New York Life’ın sattığı 7,671 poliçeden yaklaşık 5000’ini Ermeniler satın aldılar. Bu poliçelerin o tarihteki değeri bugünün standartları ile bile inanılmazdı; Tam 10 milyon 281 bin 134 dolar. Alan memnun, satan daha da memnundu.
İşler New York life için Osmanlı İmparatorluğu’nda o kadar tıkırında o kadar iyi gidiyordu ki, burada satılan sigorta poliçelerinin sayısı New York Life’ın Amerika’nın 21 eyaletinde sattığı poliçe sayısından daha fazla idi.
Ondan sonra, geldi 1914 ve 1. Dünya Savaşı. Devam eden sigortaların primleri ödemeleri hakkında boşta bırakılan Ermeniler doğru Amerikan büyükelçiliğinin yolunu tuttular.
Uğraşlardan sonra bir yol bulundu. Onlar paralarını elçiliğe ödediler, elçilik de New York Life’a iletmeye davam etti.
Ermeniler’e poliçeler satan bir de Fransız şirketi var.
Fransız kelimesinin her zikredildiği ortamlarda kulaklarımızın diklendiği son yıllarda, bir Fransız şirketi olan AXA ile ilişkin gelişmeler ve kendilerinin Ermeni yandaşı yaklaşımları bir rastlantıyı geçmiş ve, “son derece garip kategorisi”ne girmiştir.
Fransızlardan işkillenmek için sebep çok: İlk Ermeni soykırımı anıtını yapanlar onlar, Türkiye’nin güneyine çıkartılan işgal güçlerinin arasına Ermeni Taburlarını sokan ve Ermenilere Fransız üniformalarını giydirenler onlar, en çok Ermeni göçmen kabul eden Avrupalı dostlarımız onlar. Türkiye AB’ye giremez diye debelenenler onlar. “Soykırımı olmamıştır diyeni hapse atarım” diyen onlar.

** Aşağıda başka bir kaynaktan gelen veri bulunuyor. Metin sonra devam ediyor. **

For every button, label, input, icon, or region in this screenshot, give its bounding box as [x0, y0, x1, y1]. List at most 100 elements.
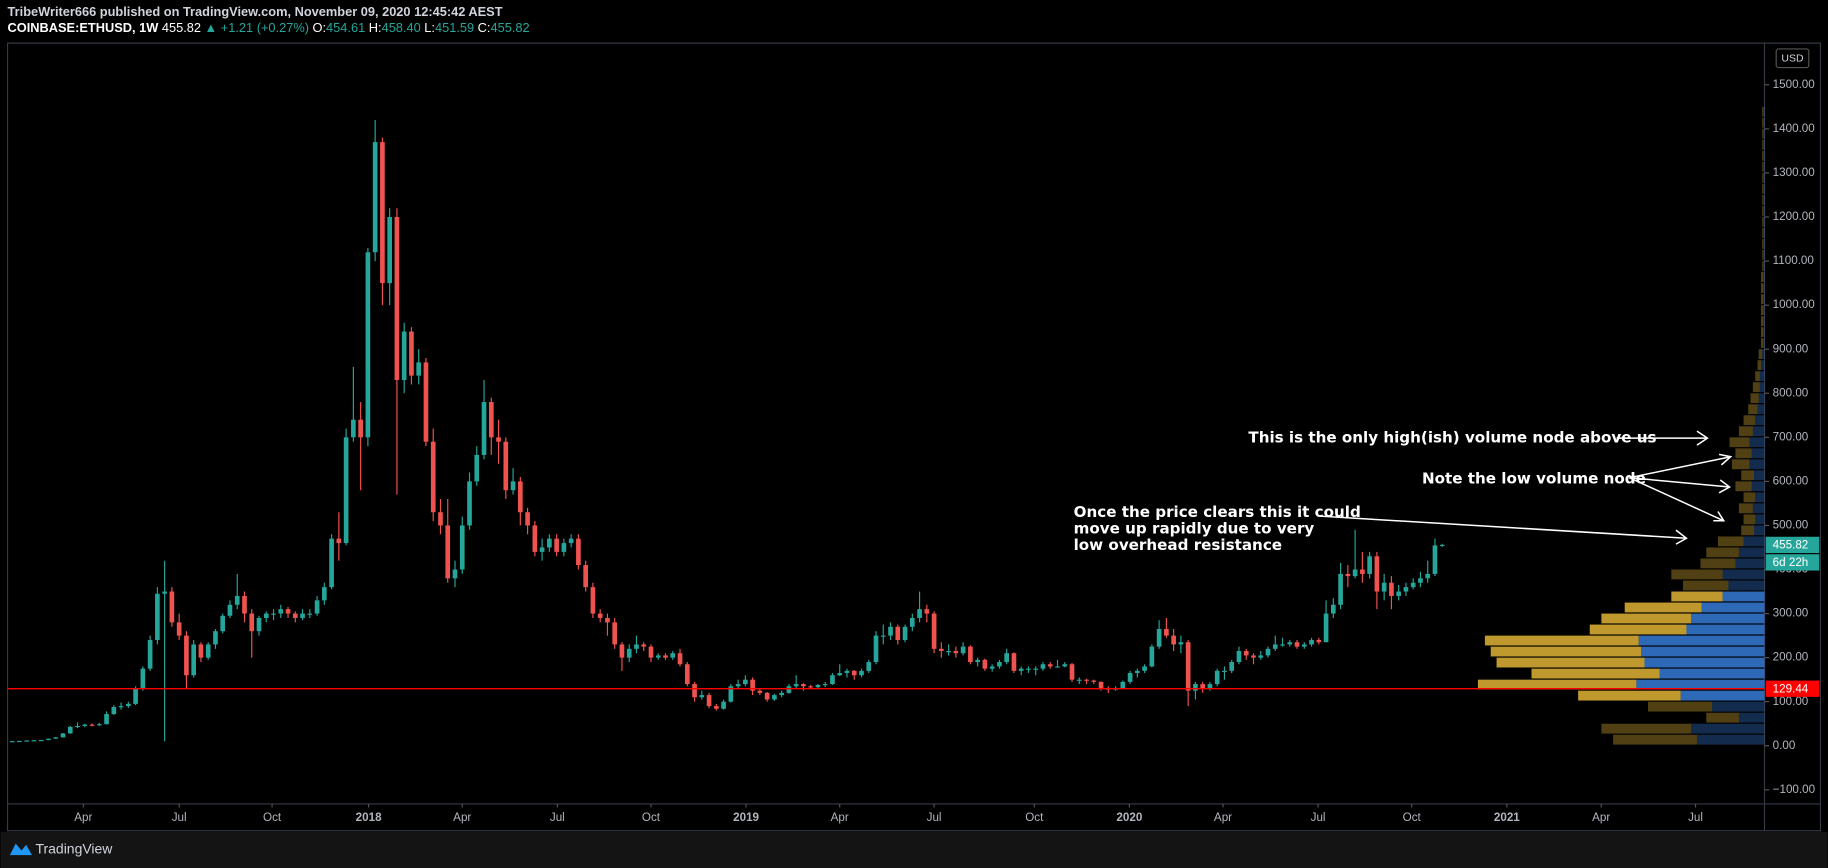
currency-box: [1775, 48, 1810, 69]
candle-body: [263, 613, 269, 618]
profile-down: [1762, 128, 1764, 139]
candle-body: [1142, 666, 1147, 671]
x-tick-label: 2018: [356, 811, 382, 824]
candle-body: [946, 651, 951, 653]
y-tick-label: 900.00: [1773, 342, 1809, 355]
candle-body: [1403, 587, 1409, 592]
profile-down: [1758, 349, 1763, 360]
profile-down: [1762, 161, 1764, 172]
profile-up: [1757, 404, 1765, 415]
candle-body: [1439, 544, 1445, 547]
profile-down: [1762, 139, 1764, 150]
profile-down: [1762, 172, 1764, 183]
candle-body: [851, 670, 857, 676]
candle-body: [184, 635, 189, 676]
candle-body: [147, 640, 153, 669]
candle-body: [648, 646, 654, 658]
profile-up: [1735, 558, 1765, 569]
candle-body: [1040, 664, 1046, 669]
candle-body: [169, 591, 175, 623]
l-value: 451.59: [435, 21, 474, 36]
profile-up: [1751, 448, 1765, 459]
candle-body: [423, 362, 429, 442]
y-tick-label: 1500.00: [1773, 78, 1816, 91]
candle-body: [597, 613, 603, 618]
candle-body: [844, 670, 850, 674]
o-label: O:: [313, 21, 327, 36]
x-tick-label: Jul: [1311, 811, 1326, 824]
candle-body: [931, 613, 937, 649]
candle-body: [220, 615, 226, 632]
profile-up: [1763, 106, 1765, 117]
profile-up: [1754, 525, 1765, 536]
candle-body: [1156, 628, 1162, 647]
currency: USD: [1781, 54, 1804, 65]
profile-up: [1761, 360, 1765, 371]
profile-up: [1755, 514, 1765, 525]
candle-body: [576, 538, 581, 566]
profile-down: [1761, 327, 1764, 338]
profile-down: [1496, 657, 1645, 668]
candle-body: [162, 591, 167, 594]
author-line: TribeWriter666 published on TradingView.…: [8, 4, 503, 19]
x-tick-label: Oct: [1025, 811, 1044, 824]
candle-body: [89, 724, 95, 726]
profile-down: [1671, 569, 1723, 580]
x-tick-label: Apr: [1592, 811, 1610, 824]
candles: [9, 120, 1445, 743]
profile-up: [1738, 547, 1765, 558]
y-tick-label: 200.00: [1773, 651, 1809, 664]
profile-down: [1761, 305, 1764, 315]
profile-up: [1763, 250, 1765, 260]
candle-body: [692, 684, 697, 698]
profile-down: [1738, 426, 1753, 437]
profile-up: [1755, 415, 1765, 426]
profile-up: [1722, 591, 1765, 602]
profile-down: [1706, 547, 1739, 558]
candle-body: [655, 655, 661, 658]
x-tick-label: Apr: [831, 811, 849, 824]
profile-down: [1624, 602, 1702, 613]
profile-down: [1578, 690, 1681, 701]
last-price: 455.82: [162, 21, 201, 36]
candle-body: [1098, 681, 1104, 689]
candle-body: [249, 613, 255, 632]
profile-up: [1763, 338, 1765, 349]
profile-up: [1763, 117, 1765, 128]
profile-up: [1691, 613, 1765, 624]
profile-down: [1484, 635, 1639, 646]
profile-up: [1743, 536, 1765, 547]
annotation: Once the price clears this it could: [1074, 503, 1361, 521]
profile-up: [1763, 239, 1765, 249]
candle-body: [684, 664, 690, 685]
candle-body: [445, 525, 451, 579]
profile-down: [1671, 591, 1723, 602]
y-tick-label: 1300.00: [1773, 166, 1816, 179]
candle-body: [619, 644, 625, 658]
profile-up: [1759, 382, 1765, 393]
candle-body: [1432, 545, 1438, 574]
countdown-box: [1765, 554, 1820, 571]
candle-body: [917, 609, 922, 618]
candle-body: [1214, 670, 1220, 685]
candle-body: [713, 706, 719, 709]
candle-body: [1345, 573, 1351, 577]
profile-down: [1735, 448, 1752, 459]
profile-up: [1638, 635, 1765, 646]
y-tick-label: 0.00: [1773, 739, 1796, 752]
candle-body: [1309, 640, 1314, 645]
profile-down: [1717, 536, 1744, 547]
profile-up: [1763, 205, 1765, 216]
y-tick-label: 1400.00: [1773, 122, 1816, 135]
arrow: [1320, 515, 1688, 545]
l-label: L:: [424, 21, 435, 36]
candle-body: [670, 653, 676, 658]
candle-body: [9, 741, 15, 743]
candle-body: [104, 714, 109, 725]
x-tick-label: Jul: [927, 811, 942, 824]
arrow: [1629, 476, 1731, 494]
profile-down: [1762, 228, 1764, 238]
last-price-box: [1765, 536, 1820, 554]
candle-body: [1367, 556, 1372, 574]
candle-body: [496, 437, 501, 442]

AXA 1996’da kendisinden daha eski bir sigorta şirketi olan UAP’yi satın alır. Neden alır? Saatli bombanın pimini neden çeker? Bu tamamen bir tesadüften mi ileridir?
Rastlantı bu ya, UAP’de 1922’de Ermeniler’in soykırımına uğradığını Fransız Dışişleri Bakanlığı’da bir resmi mektupla deklare etmiş bir şirkettir. 1999’da AXA bizim OYAK’a ortak olmuştur.
Bilderberg toplantısı geçen yıl 2 Haziran’da Fransa’da toplandı. Ali Babacan, Kemal Derviş, Mustafa Koç, Fehmi Koru da Türk katılımcılar idiler.
Aynı toplantılarda bir başka katılımcı daha vardı : Henri Castries.
Acaba konuyu Henri Castries’e açan oldu mu kahve molaları sırasında? AXA, UAP gibi Ermeniler’e milyonlarca borçlu bir şirketi neden bile bile satın aldı? Yeni Ermeni tazminat başvuruları alabilmek için AXA son başvurma tarihini neden durmadan uzatıyor? (En son hali ile 29 Aralık 2007).
Aslında oraya kadar gitmişken bir de Kissinger’e de bir sormak gerekirdi :
“Yahu biz şu acabacılık işini bir türlü beceremedik, bırak Plan B-yi, Plan A-mız yok Türkiye’de. Nasıl oluyor bu iş bize biraz anlatsan?“
Ermeni planının ABD’deki hukuk süreci ve Ermenilerin aldıkları tazminat paraları:
1. New York Life Şirketi gelişmeleri
Ermeniler’in Sigorta satranç oyununun baş aktörü, ve Ermeniler’in en büyük kahramanı Dr. Vartkes Yeghiayan’dır. Bu Los Angeles’li Ermeni hem bir doktordur hem de avukat. Okuduktan sonra imrenip, “bizde neden yok bu tip Türkler? Allah bize de nasip eylesin inşallah” dedirtecek bir adam bu.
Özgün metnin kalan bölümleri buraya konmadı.